Industry players say some investors are taking money of equity and debt products and reinvesting them into gold.
“The coronavirus outbreak has triggered some rotation into safe-haven assets. As the virus uncertainty remains high, investors’ demand for gold remains unabatedly strong, with ETF holdings reaching fresh all-time highs of 83.4 million ounces,” said Jitendra Gohil, head (India equity research), Credit Suisse Wealth Management.
Tarun Birani, CEO of TBNG Capital Advisors, said volatility in both the debt and equity markets
coupled, with the rise in gold prices, has helped in AUM growth.

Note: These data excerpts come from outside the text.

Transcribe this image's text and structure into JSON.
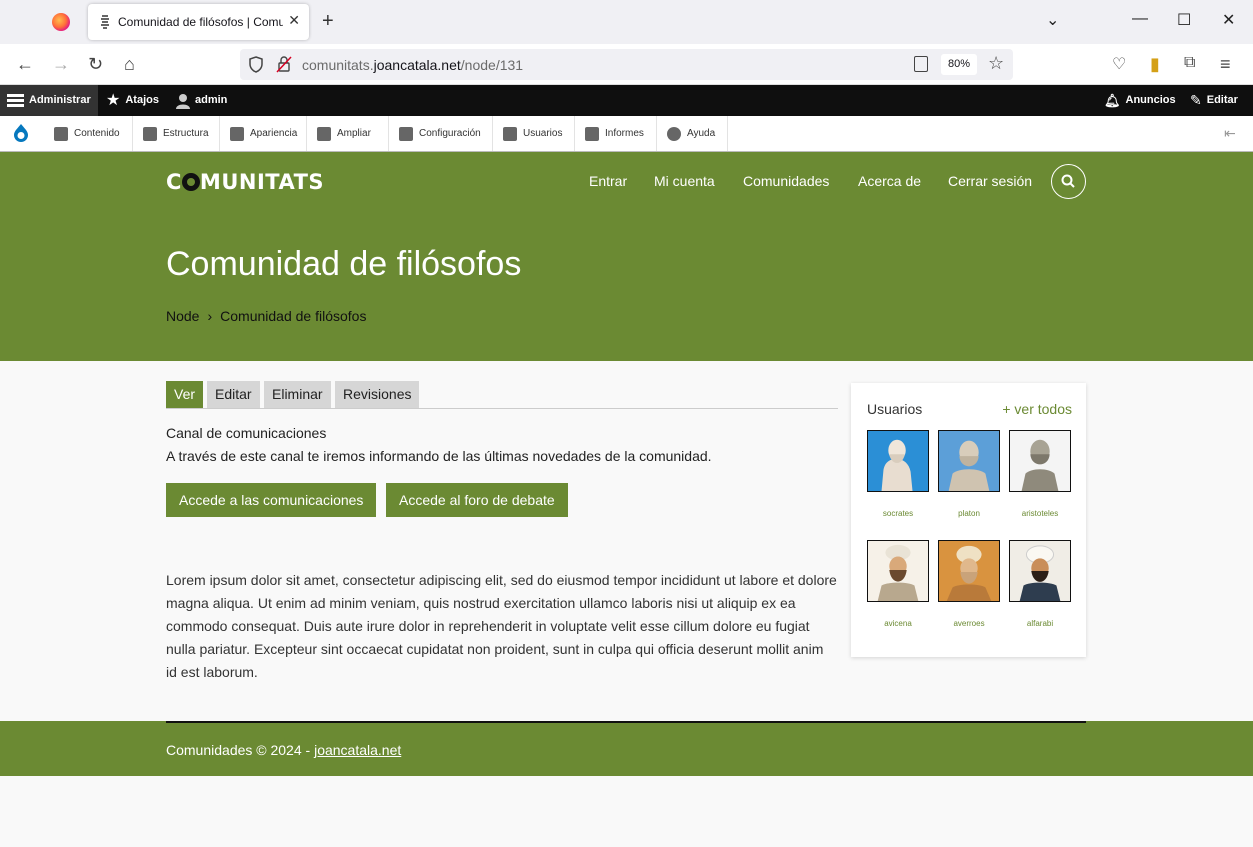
{
  "browser": {
    "tab_title": "Comunidad de filósofos | Comunitats",
    "url_host_pre": "comunitats.",
    "url_host_main": "joancatala.net",
    "url_path": "/node/131",
    "zoom": "80%"
  },
  "admin_toolbar": {
    "admin": "Administrar",
    "shortcuts": "Atajos",
    "user": "admin",
    "announcements": "Anuncios",
    "edit": "Editar",
    "tray": [
      "Contenido",
      "Estructura",
      "Apariencia",
      "Ampliar",
      "Configuración",
      "Usuarios",
      "Informes",
      "Ayuda"
    ]
  },
  "site": {
    "logo_pre": "C",
    "logo_post": "MUNITATS",
    "menu": [
      "Entrar",
      "Mi cuenta",
      "Comunidades",
      "Acerca de",
      "Cerrar sesión"
    ],
    "page_title": "Comunidad de filósofos",
    "breadcrumb": [
      "Node",
      "Comunidad de filósofos"
    ]
  },
  "local_tabs": [
    "Ver",
    "Editar",
    "Eliminar",
    "Revisiones"
  ],
  "content": {
    "heading": "Canal de comunicaciones",
    "intro": "A través de este canal te iremos informando de las últimas novedades de la comunidad.",
    "btn_comms": "Accede a las comunicaciones",
    "btn_forum": "Accede al foro de debate",
    "lorem": "Lorem ipsum dolor sit amet, consectetur adipiscing elit, sed do eiusmod tempor incididunt ut labore et dolore magna aliqua. Ut enim ad minim veniam, quis nostrud exercitation ullamco laboris nisi ut aliquip ex ea commodo consequat. Duis aute irure dolor in reprehenderit in voluptate velit esse cillum dolore eu fugiat nulla pariatur. Excepteur sint occaecat cupidatat non proident, sunt in culpa qui officia deserunt mollit anim id est laborum."
  },
  "users_block": {
    "title": "Usuarios",
    "see_all": "+ ver todos",
    "users": [
      "socrates",
      "platon",
      "aristoteles",
      "avicena",
      "averroes",
      "alfarabi"
    ]
  },
  "footer": {
    "text": "Comunidades © 2024 - ",
    "link": "joancatala.net"
  },
  "colors": {
    "brand_green": "#6b8a33",
    "admin_bar": "#0f0f0f"
  }
}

Interestingly, the traction in the ETF market has risen despite demand for physical gold remaining soft.
“Physical demand appears weak, considering a 48 per cent year-on-year decline in imports in January 2020,” adds Gohil.
Credit Suisse expects investors’ appetite for gold to stay intact “given the ongoing uncertainty and accommodative major central banks”.
It has 12-month forecasts of $1,600 per ounce. Prices are hovering around $1,587 per ounce.
The current AUM for gold ETFs is half the peak AUM of Rs 12,000 crore hit in 2013. Between 2013 and 2018, gold ETFs had lost nearly two-thirds of their asset.